I like very much the stark quality of the package. There are no frills here; just a very inventive way of showing how with a little mistura fina Iemanjo has experienced life in the raw, so to speak. The multi-instrumentalist chose what seems to have been the harder way to connect with native cultures: via the world of shamans and medicine men and women. Admittedly the ten tracks of Medicina are gems in an uneven offering, but listening to these visceral performances, of most glowing and delectable instrumentalism and vocalastics, I am left quite taken by each and every one of them.
Viscous and raw-toned, with formidable power and dexterity, when required, all of these performances recreate the deepest heart of the native idiom, vivacious and drenched in the emotion and drama of musical medicine to a rare degree. Iemanjo captures all of the excitement of the chase through the tropical heat and he is thrillingly away with the horns and the hounds of the jungle strut.
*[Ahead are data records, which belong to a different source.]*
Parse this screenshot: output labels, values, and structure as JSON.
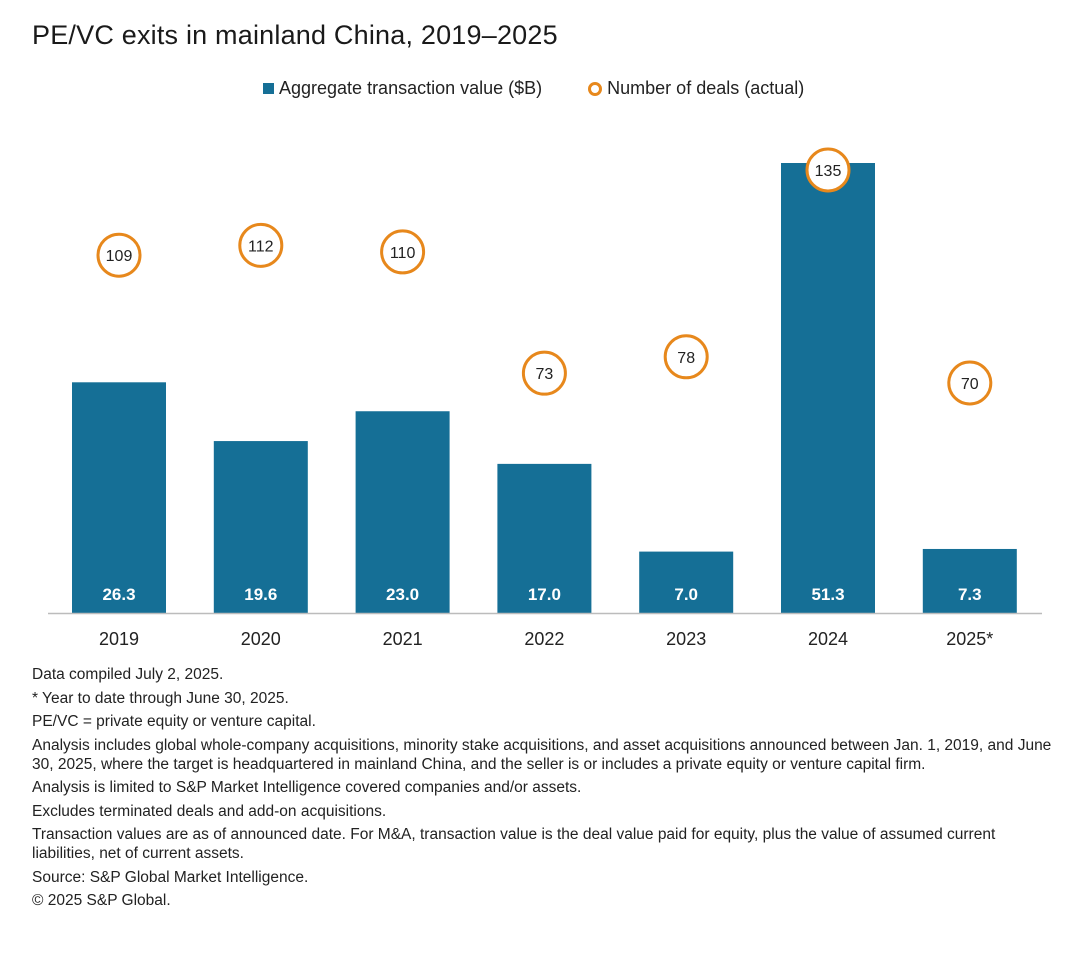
{
  "title": "PE/VC exits in mainland China, 2019–2025",
  "legend": {
    "bars_label": "Aggregate transaction value ($B)",
    "deals_label": "Number of deals (actual)"
  },
  "colors": {
    "bar": "#156f96",
    "deal_ring": "#e7881c",
    "axis": "#bcbcbc"
  },
  "chart_data": {
    "type": "bar",
    "categories": [
      "2019",
      "2020",
      "2021",
      "2022",
      "2023",
      "2024",
      "2025*"
    ],
    "series": [
      {
        "name": "Aggregate transaction value ($B)",
        "type": "bar",
        "values": [
          26.3,
          19.6,
          23.0,
          17.0,
          7.0,
          51.3,
          7.3
        ]
      },
      {
        "name": "Number of deals (actual)",
        "type": "scatter",
        "values": [
          109,
          112,
          110,
          73,
          78,
          135,
          70
        ]
      }
    ],
    "value_ylim": [
      0,
      51.3
    ],
    "deals_ylim": [
      0,
      135
    ],
    "grid": false,
    "legend_position": "top"
  },
  "notes": [
    "Data compiled July 2, 2025.",
    "* Year to date through June 30, 2025.",
    "PE/VC = private equity or venture capital.",
    "Analysis includes global whole-company acquisitions, minority stake acquisitions, and asset acquisitions announced between Jan. 1, 2019, and June 30, 2025, where the target is headquartered in mainland China, and the seller is or includes a private equity or venture capital firm.",
    "Analysis is limited to S&P Market Intelligence covered companies and/or assets.",
    "Excludes terminated deals and add-on acquisitions.",
    "Transaction values are as of announced date. For M&A, transaction value is the deal value paid for equity, plus the value of assumed current liabilities, net of current assets.",
    "Source: S&P Global Market Intelligence.",
    "© 2025 S&P Global."
  ]
}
His way with the proclivities of sacred worship to Lemanjá is hauntingly beautiful and makes you yearn to be a part of the roistering celebrations.
The success of the album lies in the depth of feeling in each of the songs, culminating in the ethereal track “A Vision” played simultaneously dark and enlightening, aloof and immediate – a seemingly complete transformation of the musical mind. It is a song that pays tribute to the idioms and of the world that Iemanjo inhabits, albeit for this brief time of the music-making. But he does so with utter honesty and with total empathy. This is probably not a record for the faint-hearted but rather for those who enjoy dark and menacing regions of the mind.
In saying so, I am tempted to go the distance and suggest that big things are yet to come from Iemanjo. I for one will be watching and waiting in the hope that he might not only pay another visit to Latin America, but also carouse with the shamans once again through its musical topography to produce a somewhat longer recording digging deeper into the bottomless world of mystery.